Monday, Mar. 02, 1953
Are Catholics Different?
Author Paul Blanshard (American Freedom and Catholic Power) has written with some vehemence that the Roman Catholic Church is a mortal foe of democracy in the U.S. and elsewhere. Six months ago, he went to Dublin for some field research, to see how the people of the Irish Republic (90% of them Catholics) could have managed to keep a democratic government for the last 30 years. From his headquarters in a flat on Dublin's fashionable Fitzwilliam Street, he discussed the question long and earnestly with politicians, journalists and churchmen, both Catholic and Protestant.

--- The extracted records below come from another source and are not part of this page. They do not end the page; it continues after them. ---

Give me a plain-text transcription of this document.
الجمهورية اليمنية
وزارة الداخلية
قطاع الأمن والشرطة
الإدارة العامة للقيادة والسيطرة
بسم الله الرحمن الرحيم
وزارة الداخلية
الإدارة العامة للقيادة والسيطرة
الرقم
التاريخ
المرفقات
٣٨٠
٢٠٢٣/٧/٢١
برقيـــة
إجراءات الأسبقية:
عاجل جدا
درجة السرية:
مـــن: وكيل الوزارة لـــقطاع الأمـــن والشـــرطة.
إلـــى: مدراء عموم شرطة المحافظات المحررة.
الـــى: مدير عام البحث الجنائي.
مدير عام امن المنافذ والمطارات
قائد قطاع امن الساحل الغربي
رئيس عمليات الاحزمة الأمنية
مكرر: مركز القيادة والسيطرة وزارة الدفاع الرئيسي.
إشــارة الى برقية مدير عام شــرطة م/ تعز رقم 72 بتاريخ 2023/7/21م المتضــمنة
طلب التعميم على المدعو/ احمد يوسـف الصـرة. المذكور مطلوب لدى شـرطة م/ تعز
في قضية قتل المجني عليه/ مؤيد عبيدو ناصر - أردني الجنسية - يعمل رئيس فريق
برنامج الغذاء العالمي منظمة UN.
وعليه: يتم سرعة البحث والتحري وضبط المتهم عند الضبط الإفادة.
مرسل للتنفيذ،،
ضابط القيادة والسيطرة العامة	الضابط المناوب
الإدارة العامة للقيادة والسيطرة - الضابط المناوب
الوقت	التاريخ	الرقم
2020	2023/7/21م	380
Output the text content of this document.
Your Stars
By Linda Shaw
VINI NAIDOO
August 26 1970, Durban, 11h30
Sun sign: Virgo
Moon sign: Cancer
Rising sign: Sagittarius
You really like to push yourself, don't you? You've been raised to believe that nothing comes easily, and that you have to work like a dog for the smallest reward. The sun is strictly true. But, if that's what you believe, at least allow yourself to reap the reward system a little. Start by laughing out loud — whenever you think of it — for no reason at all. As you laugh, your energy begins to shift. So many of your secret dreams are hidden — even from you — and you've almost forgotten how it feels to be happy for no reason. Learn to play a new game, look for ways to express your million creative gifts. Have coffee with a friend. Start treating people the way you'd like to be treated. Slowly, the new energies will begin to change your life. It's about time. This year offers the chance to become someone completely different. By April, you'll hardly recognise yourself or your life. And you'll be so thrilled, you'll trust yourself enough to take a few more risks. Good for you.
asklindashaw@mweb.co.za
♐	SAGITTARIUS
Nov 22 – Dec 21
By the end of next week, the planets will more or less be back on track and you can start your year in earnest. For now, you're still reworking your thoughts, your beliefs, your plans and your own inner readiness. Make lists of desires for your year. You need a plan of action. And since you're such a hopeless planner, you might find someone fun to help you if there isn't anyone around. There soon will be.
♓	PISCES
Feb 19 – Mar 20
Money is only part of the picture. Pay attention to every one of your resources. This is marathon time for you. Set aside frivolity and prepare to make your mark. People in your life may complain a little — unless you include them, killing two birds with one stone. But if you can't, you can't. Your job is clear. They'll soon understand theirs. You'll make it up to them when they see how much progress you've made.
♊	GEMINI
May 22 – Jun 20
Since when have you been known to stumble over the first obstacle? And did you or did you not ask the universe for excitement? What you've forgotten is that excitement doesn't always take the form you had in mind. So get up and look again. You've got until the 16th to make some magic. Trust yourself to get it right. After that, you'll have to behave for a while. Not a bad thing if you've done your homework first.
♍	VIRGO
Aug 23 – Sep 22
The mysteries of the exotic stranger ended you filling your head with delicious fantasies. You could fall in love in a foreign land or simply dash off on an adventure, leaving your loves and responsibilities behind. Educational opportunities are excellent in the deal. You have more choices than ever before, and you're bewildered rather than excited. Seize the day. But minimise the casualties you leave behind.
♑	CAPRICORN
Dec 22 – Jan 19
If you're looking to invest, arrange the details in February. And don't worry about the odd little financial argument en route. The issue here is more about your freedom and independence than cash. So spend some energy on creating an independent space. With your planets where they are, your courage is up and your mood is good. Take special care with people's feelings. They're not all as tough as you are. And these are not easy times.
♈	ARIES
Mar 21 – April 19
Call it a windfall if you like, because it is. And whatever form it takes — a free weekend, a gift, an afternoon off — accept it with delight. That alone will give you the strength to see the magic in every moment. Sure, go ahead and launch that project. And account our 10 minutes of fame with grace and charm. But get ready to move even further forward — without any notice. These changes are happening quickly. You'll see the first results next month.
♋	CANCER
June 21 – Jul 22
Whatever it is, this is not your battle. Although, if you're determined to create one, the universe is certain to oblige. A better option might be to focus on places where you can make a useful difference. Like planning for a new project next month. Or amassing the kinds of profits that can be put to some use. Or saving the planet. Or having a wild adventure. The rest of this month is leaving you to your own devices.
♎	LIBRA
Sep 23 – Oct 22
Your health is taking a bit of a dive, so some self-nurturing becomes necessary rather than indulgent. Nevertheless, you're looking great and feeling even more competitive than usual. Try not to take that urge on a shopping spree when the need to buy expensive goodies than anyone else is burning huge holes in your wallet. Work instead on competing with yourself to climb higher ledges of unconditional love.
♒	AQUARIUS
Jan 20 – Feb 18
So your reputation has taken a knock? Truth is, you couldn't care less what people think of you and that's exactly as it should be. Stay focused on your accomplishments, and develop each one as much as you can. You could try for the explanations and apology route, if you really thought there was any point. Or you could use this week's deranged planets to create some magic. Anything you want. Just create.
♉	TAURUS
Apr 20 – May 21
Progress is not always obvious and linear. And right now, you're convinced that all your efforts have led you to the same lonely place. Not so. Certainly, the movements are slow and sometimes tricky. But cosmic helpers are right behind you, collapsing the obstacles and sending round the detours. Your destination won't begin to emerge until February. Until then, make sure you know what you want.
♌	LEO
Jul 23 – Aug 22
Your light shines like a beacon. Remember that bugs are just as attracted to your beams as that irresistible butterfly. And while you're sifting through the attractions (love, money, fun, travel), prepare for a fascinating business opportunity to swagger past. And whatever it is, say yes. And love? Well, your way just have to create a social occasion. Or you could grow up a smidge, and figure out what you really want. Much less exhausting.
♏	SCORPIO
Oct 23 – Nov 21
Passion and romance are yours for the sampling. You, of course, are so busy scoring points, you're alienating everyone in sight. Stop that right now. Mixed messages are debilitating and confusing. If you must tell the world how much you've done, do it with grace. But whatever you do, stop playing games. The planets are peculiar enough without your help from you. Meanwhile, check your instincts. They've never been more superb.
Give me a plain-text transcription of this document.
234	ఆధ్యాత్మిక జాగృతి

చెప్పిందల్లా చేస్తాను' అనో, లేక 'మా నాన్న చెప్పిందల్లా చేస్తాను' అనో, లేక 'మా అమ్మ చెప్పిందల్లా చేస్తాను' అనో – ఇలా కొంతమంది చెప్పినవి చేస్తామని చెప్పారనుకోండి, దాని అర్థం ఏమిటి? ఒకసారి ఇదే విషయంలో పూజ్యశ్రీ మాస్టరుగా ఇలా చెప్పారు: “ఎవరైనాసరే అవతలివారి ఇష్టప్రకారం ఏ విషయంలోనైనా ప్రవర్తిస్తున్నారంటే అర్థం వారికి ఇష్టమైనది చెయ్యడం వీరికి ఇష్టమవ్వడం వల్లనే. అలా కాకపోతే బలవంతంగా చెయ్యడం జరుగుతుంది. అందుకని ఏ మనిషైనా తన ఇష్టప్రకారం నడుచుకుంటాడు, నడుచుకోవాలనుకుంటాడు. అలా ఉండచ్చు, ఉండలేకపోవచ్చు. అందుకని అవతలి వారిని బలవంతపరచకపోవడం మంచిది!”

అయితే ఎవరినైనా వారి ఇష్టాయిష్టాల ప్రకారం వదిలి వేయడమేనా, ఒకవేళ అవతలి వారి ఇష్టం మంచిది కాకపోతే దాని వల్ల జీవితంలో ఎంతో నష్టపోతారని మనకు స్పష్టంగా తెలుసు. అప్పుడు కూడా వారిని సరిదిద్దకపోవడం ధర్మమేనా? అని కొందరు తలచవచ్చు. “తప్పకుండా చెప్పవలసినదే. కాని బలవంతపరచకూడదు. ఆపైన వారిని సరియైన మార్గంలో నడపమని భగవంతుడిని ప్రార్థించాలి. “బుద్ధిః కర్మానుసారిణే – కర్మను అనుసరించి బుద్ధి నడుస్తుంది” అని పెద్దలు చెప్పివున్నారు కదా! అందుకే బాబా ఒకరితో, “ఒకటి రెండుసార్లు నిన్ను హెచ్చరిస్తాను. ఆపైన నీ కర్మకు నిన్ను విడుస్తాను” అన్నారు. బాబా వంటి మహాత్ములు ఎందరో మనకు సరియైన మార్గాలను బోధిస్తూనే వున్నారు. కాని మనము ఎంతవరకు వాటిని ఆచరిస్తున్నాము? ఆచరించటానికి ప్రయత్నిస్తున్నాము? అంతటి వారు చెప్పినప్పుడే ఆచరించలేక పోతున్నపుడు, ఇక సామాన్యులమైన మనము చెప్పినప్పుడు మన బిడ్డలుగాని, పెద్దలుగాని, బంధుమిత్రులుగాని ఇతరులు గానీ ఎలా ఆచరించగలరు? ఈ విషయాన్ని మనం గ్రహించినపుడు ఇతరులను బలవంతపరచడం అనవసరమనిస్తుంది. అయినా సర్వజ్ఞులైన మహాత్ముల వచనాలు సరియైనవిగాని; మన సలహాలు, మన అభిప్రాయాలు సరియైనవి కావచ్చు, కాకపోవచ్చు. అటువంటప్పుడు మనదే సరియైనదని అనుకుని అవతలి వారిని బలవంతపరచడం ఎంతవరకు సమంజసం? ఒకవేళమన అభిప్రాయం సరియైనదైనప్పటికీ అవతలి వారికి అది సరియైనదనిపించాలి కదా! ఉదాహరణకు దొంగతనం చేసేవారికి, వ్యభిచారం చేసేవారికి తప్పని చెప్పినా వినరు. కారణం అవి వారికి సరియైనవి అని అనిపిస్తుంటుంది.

Last week Blanshard thought he had found, in Dublin, a good object lesson of how Catholicism conflicts with the obligations of U.S. citizens. He called at the U.S. embassy with a petition to the State Department, demanding that the U.S. citizenship of Archbishop Gerald P. O'Hara, papal nuncio to Ireland, be revoked. His reason: Archbishop O'Hara, a native-born American whose diocese is Savannah-Atlanta, Ga., is violating the McCarran Act by serving as an agent of a foreign power. Said Blanshard, in a press conference over his action: "Americans believe that no American can be a good citizen whose loyalties are divided between his own state and a foreign state."
His action brought some Catholic replies: In Dublin and in Rome, church authorities restated the Catholic position that a nuncio does not represent a temporal state, but "the spiritual power of the Pope." Irishmen, both Protestant and Catholic, were irked by the controversy (said a Protestant vicar: "Let these Americans squabble at home"). Some representatives in the Dail, Ireland's parliament, asked the government to take action against Blanshard. But Minister for External Affairs Frank Aiken, a better democrat than they, retorted: "It is not worth noticing."